* Financials and materials drag Aussie shares
* Energy stocks bolstered by higher oil prices
* Spark New Zealand leads NZ shares lower
By Aditya Soni
Sept 12 (Reuters) - Australian shares ticked down on Wednesday as financials took another hit and mining stocks slumped on the back of falling commodities prices.
The S&P/ASX 200 index edged down 0.2 percent or 9.8 points to 6,169.9 by 0200 GMT. The benchmark rose 0.6 percent on Tuesday.
Banks and insurers were on the back foot, unable to shake off revelations in a high profile months-long inquiry of widespread misconduct in the industry.
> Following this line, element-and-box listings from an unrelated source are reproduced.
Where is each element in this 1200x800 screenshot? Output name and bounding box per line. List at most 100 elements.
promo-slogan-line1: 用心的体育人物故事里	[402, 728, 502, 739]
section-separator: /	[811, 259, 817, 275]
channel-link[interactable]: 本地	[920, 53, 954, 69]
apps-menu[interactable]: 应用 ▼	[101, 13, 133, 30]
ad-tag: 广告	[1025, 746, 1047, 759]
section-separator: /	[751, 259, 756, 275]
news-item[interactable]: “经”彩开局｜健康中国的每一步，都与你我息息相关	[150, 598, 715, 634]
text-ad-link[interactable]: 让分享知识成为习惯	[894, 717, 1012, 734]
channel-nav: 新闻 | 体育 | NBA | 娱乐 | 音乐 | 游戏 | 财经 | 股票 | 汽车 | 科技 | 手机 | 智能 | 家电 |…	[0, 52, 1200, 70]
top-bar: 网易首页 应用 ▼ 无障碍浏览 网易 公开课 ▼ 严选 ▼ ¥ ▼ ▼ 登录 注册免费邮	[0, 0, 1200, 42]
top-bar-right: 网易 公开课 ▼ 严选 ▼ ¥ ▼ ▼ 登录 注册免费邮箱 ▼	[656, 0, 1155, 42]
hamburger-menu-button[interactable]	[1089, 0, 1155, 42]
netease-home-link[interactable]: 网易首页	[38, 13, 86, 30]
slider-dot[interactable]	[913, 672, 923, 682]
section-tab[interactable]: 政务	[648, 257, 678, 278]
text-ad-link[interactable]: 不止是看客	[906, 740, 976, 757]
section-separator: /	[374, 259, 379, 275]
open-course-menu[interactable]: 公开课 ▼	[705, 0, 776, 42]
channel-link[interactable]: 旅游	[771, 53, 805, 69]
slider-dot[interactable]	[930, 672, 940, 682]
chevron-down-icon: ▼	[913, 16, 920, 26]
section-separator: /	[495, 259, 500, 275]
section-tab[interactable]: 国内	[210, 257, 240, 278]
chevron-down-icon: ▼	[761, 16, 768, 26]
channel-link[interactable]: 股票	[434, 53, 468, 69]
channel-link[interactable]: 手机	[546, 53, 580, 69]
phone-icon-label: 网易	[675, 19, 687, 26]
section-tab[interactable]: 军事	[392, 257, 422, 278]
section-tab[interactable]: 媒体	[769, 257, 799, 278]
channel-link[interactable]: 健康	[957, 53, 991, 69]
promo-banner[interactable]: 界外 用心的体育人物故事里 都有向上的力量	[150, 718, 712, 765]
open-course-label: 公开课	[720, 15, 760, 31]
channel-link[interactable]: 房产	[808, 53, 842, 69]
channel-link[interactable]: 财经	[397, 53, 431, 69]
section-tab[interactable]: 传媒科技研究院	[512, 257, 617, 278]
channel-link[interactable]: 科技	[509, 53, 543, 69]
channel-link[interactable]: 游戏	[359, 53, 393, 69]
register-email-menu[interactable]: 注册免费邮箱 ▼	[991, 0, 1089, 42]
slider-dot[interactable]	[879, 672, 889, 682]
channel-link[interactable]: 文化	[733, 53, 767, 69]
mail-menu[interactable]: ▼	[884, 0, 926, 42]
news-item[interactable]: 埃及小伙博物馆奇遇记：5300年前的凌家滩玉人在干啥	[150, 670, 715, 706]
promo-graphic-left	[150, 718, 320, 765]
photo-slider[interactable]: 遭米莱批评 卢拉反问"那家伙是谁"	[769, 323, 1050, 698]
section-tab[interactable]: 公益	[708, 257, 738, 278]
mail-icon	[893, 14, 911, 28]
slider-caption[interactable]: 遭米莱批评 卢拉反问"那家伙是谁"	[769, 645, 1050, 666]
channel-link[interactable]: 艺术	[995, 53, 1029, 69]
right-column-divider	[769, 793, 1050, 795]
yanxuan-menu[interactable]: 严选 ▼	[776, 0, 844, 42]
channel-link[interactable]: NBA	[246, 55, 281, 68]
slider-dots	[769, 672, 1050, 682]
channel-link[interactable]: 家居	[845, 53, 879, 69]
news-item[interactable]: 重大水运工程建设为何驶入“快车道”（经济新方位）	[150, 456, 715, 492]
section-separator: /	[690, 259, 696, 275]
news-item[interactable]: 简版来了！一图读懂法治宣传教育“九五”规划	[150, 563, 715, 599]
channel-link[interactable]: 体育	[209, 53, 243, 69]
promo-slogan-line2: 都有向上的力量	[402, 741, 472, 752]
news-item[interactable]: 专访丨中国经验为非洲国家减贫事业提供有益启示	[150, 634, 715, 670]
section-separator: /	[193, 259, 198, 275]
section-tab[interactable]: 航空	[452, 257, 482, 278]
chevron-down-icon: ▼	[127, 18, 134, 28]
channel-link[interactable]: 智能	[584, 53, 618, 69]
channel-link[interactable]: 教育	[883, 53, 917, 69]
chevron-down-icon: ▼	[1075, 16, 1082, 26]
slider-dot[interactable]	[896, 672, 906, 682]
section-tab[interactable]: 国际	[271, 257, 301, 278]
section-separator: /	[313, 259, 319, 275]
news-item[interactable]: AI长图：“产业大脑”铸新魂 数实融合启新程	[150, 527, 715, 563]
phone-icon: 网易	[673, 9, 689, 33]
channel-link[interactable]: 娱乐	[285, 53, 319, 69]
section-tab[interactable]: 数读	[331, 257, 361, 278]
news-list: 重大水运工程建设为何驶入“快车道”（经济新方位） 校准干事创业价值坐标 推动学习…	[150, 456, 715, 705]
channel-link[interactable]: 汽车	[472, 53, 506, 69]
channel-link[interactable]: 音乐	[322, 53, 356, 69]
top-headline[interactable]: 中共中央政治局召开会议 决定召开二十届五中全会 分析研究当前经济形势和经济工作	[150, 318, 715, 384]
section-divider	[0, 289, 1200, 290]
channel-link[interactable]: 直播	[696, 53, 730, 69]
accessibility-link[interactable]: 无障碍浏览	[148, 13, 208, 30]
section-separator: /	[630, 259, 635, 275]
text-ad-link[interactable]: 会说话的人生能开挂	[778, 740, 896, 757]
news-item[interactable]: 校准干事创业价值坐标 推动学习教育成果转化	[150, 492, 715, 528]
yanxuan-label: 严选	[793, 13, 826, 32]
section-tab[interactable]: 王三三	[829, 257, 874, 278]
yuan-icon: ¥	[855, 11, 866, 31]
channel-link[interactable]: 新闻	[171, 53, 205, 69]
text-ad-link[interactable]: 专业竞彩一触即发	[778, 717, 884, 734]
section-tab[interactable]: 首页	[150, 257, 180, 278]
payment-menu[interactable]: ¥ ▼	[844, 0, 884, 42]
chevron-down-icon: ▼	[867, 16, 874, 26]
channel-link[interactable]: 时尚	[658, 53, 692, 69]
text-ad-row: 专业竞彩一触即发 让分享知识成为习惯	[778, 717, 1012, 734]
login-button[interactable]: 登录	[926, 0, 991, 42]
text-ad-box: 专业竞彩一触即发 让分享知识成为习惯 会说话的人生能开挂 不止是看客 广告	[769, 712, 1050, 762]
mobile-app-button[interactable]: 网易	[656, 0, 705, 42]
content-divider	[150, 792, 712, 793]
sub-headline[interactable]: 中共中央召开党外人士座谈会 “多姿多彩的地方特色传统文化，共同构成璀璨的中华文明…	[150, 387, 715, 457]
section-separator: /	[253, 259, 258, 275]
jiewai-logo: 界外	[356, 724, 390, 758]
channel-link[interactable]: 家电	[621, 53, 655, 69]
On Monday, the Royal Commission heard examples of possible misconduct by insurance companies, including spying on policyholders, overcharging customers and misleading sales calls.
Mathan Somasundaram, Market Portfolio Strategist with Blue Ocean Equities, said a weaker Australian dollar wasn’t helping either.
The Australian dollar has lost about 9.3 percent this year amid the intensifying Sino-U.S. trade dispute, and was hovering around 2-1/2 year lows against the greenback on Tuesday.
Westpac Banking Corp slipped 0.4 percent, while National Australia Bank Ltd dropped 0.6 percent to a more than two-week low.
Elsewhere, Freedom Insurance Group Ltd tumbled 20 percent to an all time low after testifying at the banking inquiry on Tuesday.
Somasundaram said that the big insurance firms will be next in the inquiry’s spotlight “and it will get much more uglier” over the next week.
Insurance majors Suncorp Group Ltd and QBE Insurance Group Ltd were trading 1.3 percent and 1.2 percent lower.
Adding to weak sentiment, Chinese Iron ore futures lost 1.6 percent after sources suggested China may allow for more flexible production cuts, driving a weakness in materials stocks, especially miners.
Global miner BHP dipped 1 percent, while rival Rio Tinto Ltd fell 0.6 percent.
However, energy stocks bucked the market and were up for the third straight session as a report of falling crude inventories and the looming sanctions against Iran bolstered buying interest into the sector.
Woodside Petroleum Ltd, the country’s biggest listed oil and gas explorer, jumped 1.9 percent to a more than one-week high, while Santos Ltd rose 2.4 percent to its highest since August 24.
APA Group also rallied 2.4 percent after Australia’s competition watchdog gave its nod to Hong Kong’s CK Infrastructure Holdings Ltd for a A$12.98 billion ($9.21 billion) takeover of the gas pipeline operator.
Across the Tasman sea, New Zealand’s benchmark S&P/NZX 50 index dipped 0.5 percent or 41.34 points to 9,184.23.
Teleco Spark New Zealand Ltd fell 1.4 percent and was the top drag on the benchmark.